Honestly, I can only compare the thought of her kiss to a shadow at the end of a summer’s day and how it slips away as darkness falls. I know—a little cheesy, a little over the top, but man. This woman is really doing a number to me.
I want to know if she feels like I do…not that I’m even sure what I’m feeling, but I know it’s close to crazy. Did she tell Riley, or has she kept it to herself? I imagine if she tells Riley, then next time I see her she’ll tease me…or what if she doesn’t?
Shaking my head, I want to grab myself by the shoulders and tell me to get ahold of myself. It’s like I’m in a trance and it’s caused by one woman and her hypnotic lips. For the love of…
I’m still chiding myself when my phone rings. “Hello, Mother, have you had a good weekend?”
“Now that I get to talk to my favorite—”
Another voice pipes in. Seems Mom’s on speakerphone.
“Hey,” Tuck calls out. “I’m right here. Let’s not forget when I showed up at your door with croissants this morning, I was the favorite.”
“Oh, sweetie.” I can see my mother placating him as if they were sitting here right beside me. Tuck will roll his eyes, and Mom will pat his head lovingly and remind him how smart he is. We obviously have issues and need to be told we’re good by our mommy and all the time. “Shut up so I can talk to your brother.”
We all laugh as my dad announces himself, too. “Hey, Zac, your mom wants to know if we can crash at your place when we come up for the fundraiser or do we need to book a hotel room?”
I squint, trying to focus on the calendar hanging on the wall across the room. “No, you don’t have to get a room. Reid won’t be back yet. I’ll give you guys my bed, and I’ll crash in his.”
“What about your brother?” Tuck quizzes me. “I’m wondering where my fiancée and I are going to stay?”
“You can stay—wait.” I stand up, kicking my chair back. “Did you say what I think you said?”
“He did!” Mom squeals at an epic pitch in my ear. I think the front glass window on Mr. Payne’s house across the street just broke. “We’re having a wedding!”
“Tuck, that’s awesome, congrats.”
“You know there’s only one person who can be my best man.”
“Have I met him?”
There’s a clamor and some commotion as Tuck takes me off speakerphone and presses the phone to his ear. “Okay, you’re off speaker. Are you going to do it or what?”
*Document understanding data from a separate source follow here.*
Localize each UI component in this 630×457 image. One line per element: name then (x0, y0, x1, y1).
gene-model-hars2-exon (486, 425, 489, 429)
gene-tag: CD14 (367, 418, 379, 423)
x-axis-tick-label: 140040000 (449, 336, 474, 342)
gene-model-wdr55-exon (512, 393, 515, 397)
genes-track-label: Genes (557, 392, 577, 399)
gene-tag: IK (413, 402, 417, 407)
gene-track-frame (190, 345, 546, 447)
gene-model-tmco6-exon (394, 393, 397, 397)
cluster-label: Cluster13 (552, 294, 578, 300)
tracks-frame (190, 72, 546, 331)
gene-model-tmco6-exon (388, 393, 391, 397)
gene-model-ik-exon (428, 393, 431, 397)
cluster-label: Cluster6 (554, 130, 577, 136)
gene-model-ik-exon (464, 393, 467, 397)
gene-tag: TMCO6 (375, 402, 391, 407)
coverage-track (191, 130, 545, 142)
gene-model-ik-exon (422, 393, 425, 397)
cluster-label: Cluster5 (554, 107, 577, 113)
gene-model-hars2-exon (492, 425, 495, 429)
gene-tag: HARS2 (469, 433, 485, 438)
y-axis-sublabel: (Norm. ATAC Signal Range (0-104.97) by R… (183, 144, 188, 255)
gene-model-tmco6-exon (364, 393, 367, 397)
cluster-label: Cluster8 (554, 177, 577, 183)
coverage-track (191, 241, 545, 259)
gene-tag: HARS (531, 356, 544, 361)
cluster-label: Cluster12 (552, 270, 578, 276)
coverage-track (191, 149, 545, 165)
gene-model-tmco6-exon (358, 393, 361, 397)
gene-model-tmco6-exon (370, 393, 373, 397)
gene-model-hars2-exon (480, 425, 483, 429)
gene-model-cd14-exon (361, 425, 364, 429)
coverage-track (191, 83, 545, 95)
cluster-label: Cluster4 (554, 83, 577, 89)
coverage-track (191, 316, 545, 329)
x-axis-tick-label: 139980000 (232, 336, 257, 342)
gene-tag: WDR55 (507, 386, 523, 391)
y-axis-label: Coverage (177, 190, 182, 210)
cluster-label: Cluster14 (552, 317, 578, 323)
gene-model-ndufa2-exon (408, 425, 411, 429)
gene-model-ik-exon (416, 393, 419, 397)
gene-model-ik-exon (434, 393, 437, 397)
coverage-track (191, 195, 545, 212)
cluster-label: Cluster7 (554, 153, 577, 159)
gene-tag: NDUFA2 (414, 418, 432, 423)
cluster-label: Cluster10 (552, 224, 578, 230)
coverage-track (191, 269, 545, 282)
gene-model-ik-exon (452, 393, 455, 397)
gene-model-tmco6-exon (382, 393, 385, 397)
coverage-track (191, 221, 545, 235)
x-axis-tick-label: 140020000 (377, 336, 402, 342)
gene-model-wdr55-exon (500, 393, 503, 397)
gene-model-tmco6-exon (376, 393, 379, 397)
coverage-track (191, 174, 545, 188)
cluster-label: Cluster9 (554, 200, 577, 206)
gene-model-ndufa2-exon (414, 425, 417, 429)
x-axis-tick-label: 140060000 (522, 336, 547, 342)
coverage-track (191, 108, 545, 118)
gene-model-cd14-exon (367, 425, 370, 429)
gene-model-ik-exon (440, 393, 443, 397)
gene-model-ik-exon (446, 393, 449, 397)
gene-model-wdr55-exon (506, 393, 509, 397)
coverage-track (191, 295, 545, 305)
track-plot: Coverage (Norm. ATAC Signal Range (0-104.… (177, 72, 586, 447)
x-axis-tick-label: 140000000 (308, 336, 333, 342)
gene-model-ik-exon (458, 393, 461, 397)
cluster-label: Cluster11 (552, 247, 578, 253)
“Be your best man? Of course. It’s an honor.”
“No, I mean…” His tone is hushed. “Are you bringing Etta?”
“What? I don’t know, Tuck.” What I do know is that I almost kissed that feral cat yesterday, and I liked it. I can’t tell him I don’t have a plan. At least not yet. “I plan on asking her out, but you just have to wait and see when it’s going to be.”
“I told them about her.”
“What do you mean, you told ‘them?’” A shock blasts through my system. Mom’s already in mother-hen-marry-her-kids-off mode, and I’m sure that’s heightened now that Tuck’s asked Bethany to marry him. “What did you tell them?”
“That there’s a girl that lives in the ‘crick’ who you really like.”
“Quit calling it the crick.” I sigh. “Someone that lives here, like me, could take offense.”
“Stop changing the subject.” He drops his voice another octave and whispers, “Are you going to ask Etta or not?”
There’s a weird feeling that comes over me when Tuck starts pressuring me like this, and I owe it to that competitive streak we have. I can hear the dare in his voice, taunting me to bring someone, especially now that he’s engaged and has someone as his forever. I’d probably feel different about this if I knew he was rooting for me, but I know he isn’t. He wants me to show up, alone, explaining to my parents why this woman wouldn’t come to the dance with me. It’s starting to feel like high school.
There’s also the perspective where he doesn’t want to part with that baseball card as much as I don’t want to lose it. So. Yeah. There’s that.
Tuck clears his throat. “If you don’t ask, no baseball card.”
I stare at the calendar on the wall. Do I want to ask her to the fundraiser? Yes, but it’s in less than two weeks. I’m questioning my skills to win Etta over. “You realize we sound like little kids, right?”
“Spoiled ones at that,” my mother sings out. Great, I’m back on speakerphone. Would have been nice to have been warned. “Fighting over a baseball card. But, Tuck says this woman you’re bringing is very nice.”